How does the evolution from EDA -> analysis package work?


#1

Are there good resources out there about how workflow and analysis evolve as they go from exploratory into a more polished product such as an “analysis package”?

It feels to me like there are significant differences in the workflow of an analysis from when it is a single script -> multiple scripts -> scripts + functions -> scripts + functions + tests + documentation, etc…

I have a decent understanding of how the beginning stages work, and from reading the ‘R Packages’ book, I am gaining in understanding of how a package works. I have seen some scattered wisdom and comments out there about how to fit a large data analysis into a package structure. I am having trouble in the morphing process from an exploratory data analysis that gradually grows in size and so I want to add package features such as function documentation and tests to make sure I am not making unintentional changes to the analysis as I refactor functions that perform parts of the analysis.

Just to give one example, package dependencies:

  1. During the multi-script phase, I tend to have a script called setup.R which I can call at the beginning of any given sub-analysis to make sure I have the same set of packages loaded everywhere. I also use this to source function files.

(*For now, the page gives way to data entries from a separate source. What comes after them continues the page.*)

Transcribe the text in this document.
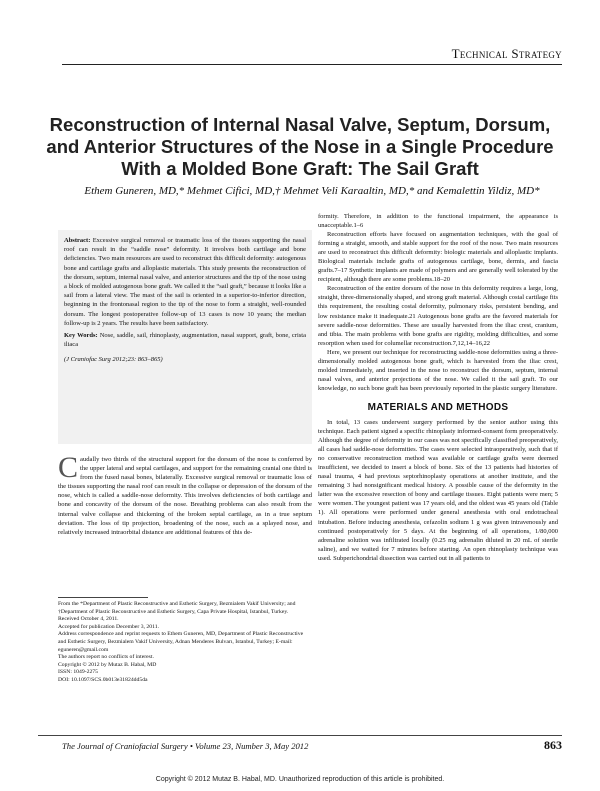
Technical Strategy
Reconstruction of Internal Nasal Valve, Septum, Dorsum, and Anterior Structures of the Nose in a Single Procedure With a Molded Bone Graft: The Sail Graft
Ethem Guneren, MD,* Mehmet Cifici, MD,† Mehmet Veli Karaaltin, MD,* and Kemalettin Yildiz, MD*

Abstract: Excessive surgical removal or traumatic loss of the tissues supporting the nasal roof can result in the “saddle nose” deformity. It involves both cartilage and bone deficiencies. Two main resources are used to reconstruct this difficult deformity: autogenous bone and cartilage grafts and alloplastic materials. This study presents the reconstruction of the dorsum, septum, internal nasal valve, and anterior structures and the tip of the nose using a block of molded autogenous bone graft. We called it the “sail graft,” because it looks like a sail from a lateral view. The mast of the sail is oriented in a superior-to-inferior direction, beginning in the frontonasal region to the tip of the nose to form a straight, well-rounded dorsum. The longest postoperative follow-up of 13 cases is now 10 years; the median follow-up is 2 years. The results have been satisfactory.

Key Words: Nose, saddle, sail, rhinoplasty, augmentation, nasal support, graft, bone, crista iliaca

(J Craniofac Surg 2012;23: 863–865)

Caudally two thirds of the structural support for the dorsum of the nose is conferred by the upper lateral and septal cartilages, and support for the remaining cranial one third is from the fused nasal bones, bilaterally. Excessive surgical removal or traumatic loss of the tissues supporting the nasal roof can result in the collapse or depression of the dorsum of the nose, which is called a saddle-nose deformity. This involves deficiencies of both cartilage and bone and concavity of the dorsum of the nose. Breathing problems can also result from the internal valve collapse and thickening of the broken septal cartilage, as in a true septum deviation. The loss of tip projection, broadening of the nose, such as a splayed nose, and relatively increased intraorbital distance are additional features of this de-
From the *Department of Plastic Reconstructive and Esthetic Surgery, Bezmialem Vakif University; and †Department of Plastic Reconstructive and Esthetic Surgery, Capa Private Hospital, Istanbul, Turkey.
Received October 4, 2011.
Accepted for publication December 3, 2011.
Address correspondence and reprint requests to Ethem Guneren, MD, Department of Plastic Reconstructive and Esthetic Surgery, Bezmialem Vakif University, Adnan Menderes Bulvarı, Istanbul, Turkey; E-mail: eguneren@gmail.com
The authors report no conflicts of interest.
Copyright © 2012 by Mutaz B. Habal, MD
ISSN: 1049-2275
DOI: 10.1097/SCS.0b013e31824dd5da

formity. Therefore, in addition to the functional impairment, the appearance is unacceptable.1–6

Reconstruction efforts have focused on augmentation techniques, with the goal of forming a straight, smooth, and stable support for the roof of the nose. Two main resources are used to reconstruct this difficult deformity: biologic materials and alloplastic implants. Biological materials include grafts of autogenous cartilage, bone, dermis, and fascia grafts.7–17 Synthetic implants are made of polymers and are generally well tolerated by the recipient, although there are some problems.18–20

Reconstruction of the entire dorsum of the nose in this deformity requires a large, long, straight, three-dimensionally shaped, and strong graft material. Although costal cartilage fits this requirement, the resulting costal deformity, pulmonary risks, persistent bending, and low resistance make it inadequate.21 Autogenous bone grafts are the favored materials for severe saddle-nose deformities. These are usually harvested from the iliac crest, cranium, and tibia. The main problems with bone grafts are rigidity, molding difficulties, and some resorption when used for columellar reconstruction.7,12,14–16,22

Here, we present our technique for reconstructing saddle-nose deformities using a three-dimensionally molded autogenous bone graft, which is harvested from the iliac crest, molded immediately, and inserted in the nose to reconstruct the dorsum, septum, internal nasal valves, and anterior projections of the nose. We called it the sail graft. To our knowledge, no such bone graft has been previously reported in the plastic surgery literature.

MATERIALS AND METHODS

In total, 13 cases underwent surgery performed by the senior author using this technique. Each patient signed a specific rhinoplasty informed-consent form preoperatively. Although the degree of deformity in our cases was not specifically classified preoperatively, all cases had saddle-nose deformities. The cases were selected intraoperatively, such that if no conservative reconstruction method was available or cartilage grafts were deemed insufficient, we decided to insert a block of bone. Six of the 13 patients had histories of nasal trauma, 4 had previous septorhinoplasty operations at another institute, and the remaining 3 had nonsignificant medical history. A possible cause of the deformity in the latter was the excessive resection of bony and cartilage tissues. Eight patients were men; 5 were women. The youngest patient was 17 years old, and the oldest was 45 years old (Table 1). All operations were performed under general anesthesia with oral endotracheal intubation. Before inducing anesthesia, cefazolin sodium 1 g was given intravenously and continued postoperatively for 5 days. At the beginning of all operations, 1/80,000 adrenaline solution was infiltrated locally (0.25 mg adrenalin diluted in 20 mL of sterile saline), and we waited for 7 minutes before starting. An open rhinoplasty technique was used. Subperichondrial dissection was carried out in all patients to

The Journal of Craniofacial Surgery • Volume 23, Number 3, May 2012	863
Copyright © 2012 Mutaz B. Habal, MD. Unauthorized reproduction of this article is prohibited.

  2. [ … mysterious middle … ]

  3. For the fully-formed analysis package, the setup.R script doesn’t work. Instead, each function should have roxygen-declared @importFrom or fully specified package::fun type usage inside the functions.

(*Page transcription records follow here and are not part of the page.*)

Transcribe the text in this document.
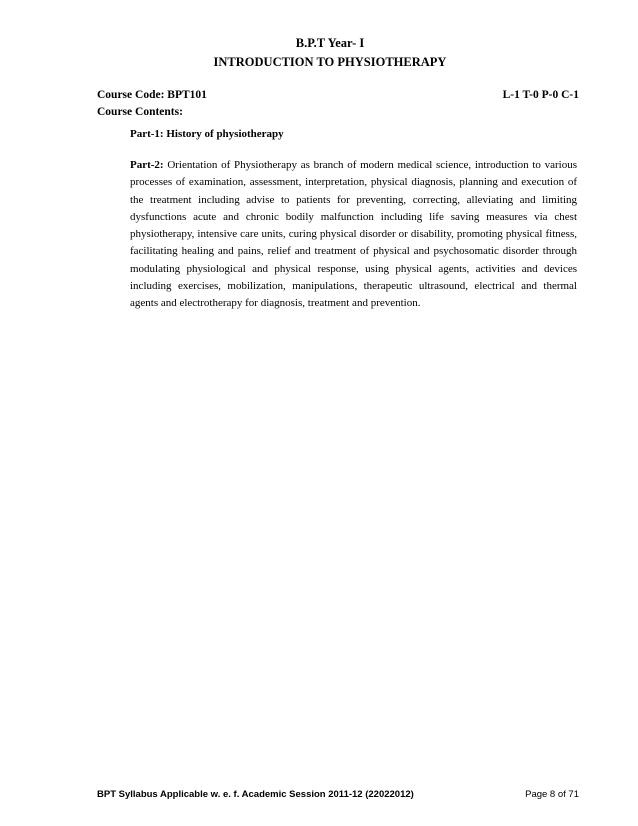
B.P.T Year- I
INTRODUCTION TO PHYSIOTHERAPY
Course Code: BPT101	L-1 T-0 P-0 C-1
Course Contents:
Part-1: History of physiotherapy
Part-2: Orientation of Physiotherapy as branch of modern medical science, introduction to various processes of examination, assessment, interpretation, physical diagnosis, planning and execution of the treatment including advise to patients for preventing, correcting, alleviating and limiting dysfunctions acute and chronic bodily malfunction including life saving measures via chest physiotherapy, intensive care units, curing physical disorder or disability, promoting physical fitness, facilitating healing and pains, relief and treatment of physical and psychosomatic disorder through modulating physiological and physical response, using physical agents, activities and devices including exercises, mobilization, manipulations, therapeutic ultrasound, electrical and thermal agents and electrotherapy for diagnosis, treatment and prevention.
BPT Syllabus Applicable w. e. f. Academic Session 2011-12 (22022012)	Page 8 of 71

But in the mean time, I just want to run some unit tests on my analysis functions – I don’t want to make the dependencies perfectly minimal the way you would for a package you expect others to be using. For now I have added @import tags for all the packages I used to load in setup.R, but R/devtools is constantly yelling at me and I am having tests fail because of package dependency stuff that isn’t really related to my analysis.

Anyway, point is: are there good resources out there about how workflow changes as the analysis grows and gains package features?


#2

Here’s one post by @rmflight that might be of interest: “Creating an analysis as a package and vignette”. There have also been a few threads here that could also help fill in the mysterious middle.

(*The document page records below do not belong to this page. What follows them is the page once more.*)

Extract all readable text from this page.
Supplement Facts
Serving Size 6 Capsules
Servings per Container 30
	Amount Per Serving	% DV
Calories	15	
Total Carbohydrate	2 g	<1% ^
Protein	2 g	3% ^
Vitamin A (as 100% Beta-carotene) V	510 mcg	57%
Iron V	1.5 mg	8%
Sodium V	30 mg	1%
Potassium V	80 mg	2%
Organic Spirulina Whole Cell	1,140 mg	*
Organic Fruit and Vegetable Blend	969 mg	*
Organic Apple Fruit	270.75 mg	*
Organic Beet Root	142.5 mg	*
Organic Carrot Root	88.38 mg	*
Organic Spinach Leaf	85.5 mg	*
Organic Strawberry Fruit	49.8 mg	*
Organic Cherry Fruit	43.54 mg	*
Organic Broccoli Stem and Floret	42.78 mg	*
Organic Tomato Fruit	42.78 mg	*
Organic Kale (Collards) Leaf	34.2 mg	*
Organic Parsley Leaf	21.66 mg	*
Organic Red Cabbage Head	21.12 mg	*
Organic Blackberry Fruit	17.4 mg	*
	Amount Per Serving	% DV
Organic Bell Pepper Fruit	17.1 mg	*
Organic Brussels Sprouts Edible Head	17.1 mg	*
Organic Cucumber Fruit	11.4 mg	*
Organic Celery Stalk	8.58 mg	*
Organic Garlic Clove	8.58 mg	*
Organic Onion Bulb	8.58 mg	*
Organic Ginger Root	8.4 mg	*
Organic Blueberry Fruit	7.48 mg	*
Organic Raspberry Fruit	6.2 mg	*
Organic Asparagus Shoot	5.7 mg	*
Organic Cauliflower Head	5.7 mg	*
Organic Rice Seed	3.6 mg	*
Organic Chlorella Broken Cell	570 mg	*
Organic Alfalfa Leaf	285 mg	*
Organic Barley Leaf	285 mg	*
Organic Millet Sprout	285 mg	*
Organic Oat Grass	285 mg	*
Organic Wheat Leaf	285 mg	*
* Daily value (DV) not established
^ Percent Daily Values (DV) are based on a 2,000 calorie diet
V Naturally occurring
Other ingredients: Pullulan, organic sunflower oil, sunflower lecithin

  • @ehagen’s response on Best Practice for good documented reproducible analysis

There are probably a few more, but those might get you rolling!


#3

Thank you! I clearly need to work harder on searches for existing discussions on Rstudiocomm before starting a new thread.


#4

No problem. None of them are exactly what you’ve described, but hopefully there will be helpful info in there.


#5

To follow up from that, you might want to check out some of the responses to this tweet, there was some discussion on the rstats subreddit, and @noamross has previously compiled some general resources on project organization that may be helpful as well.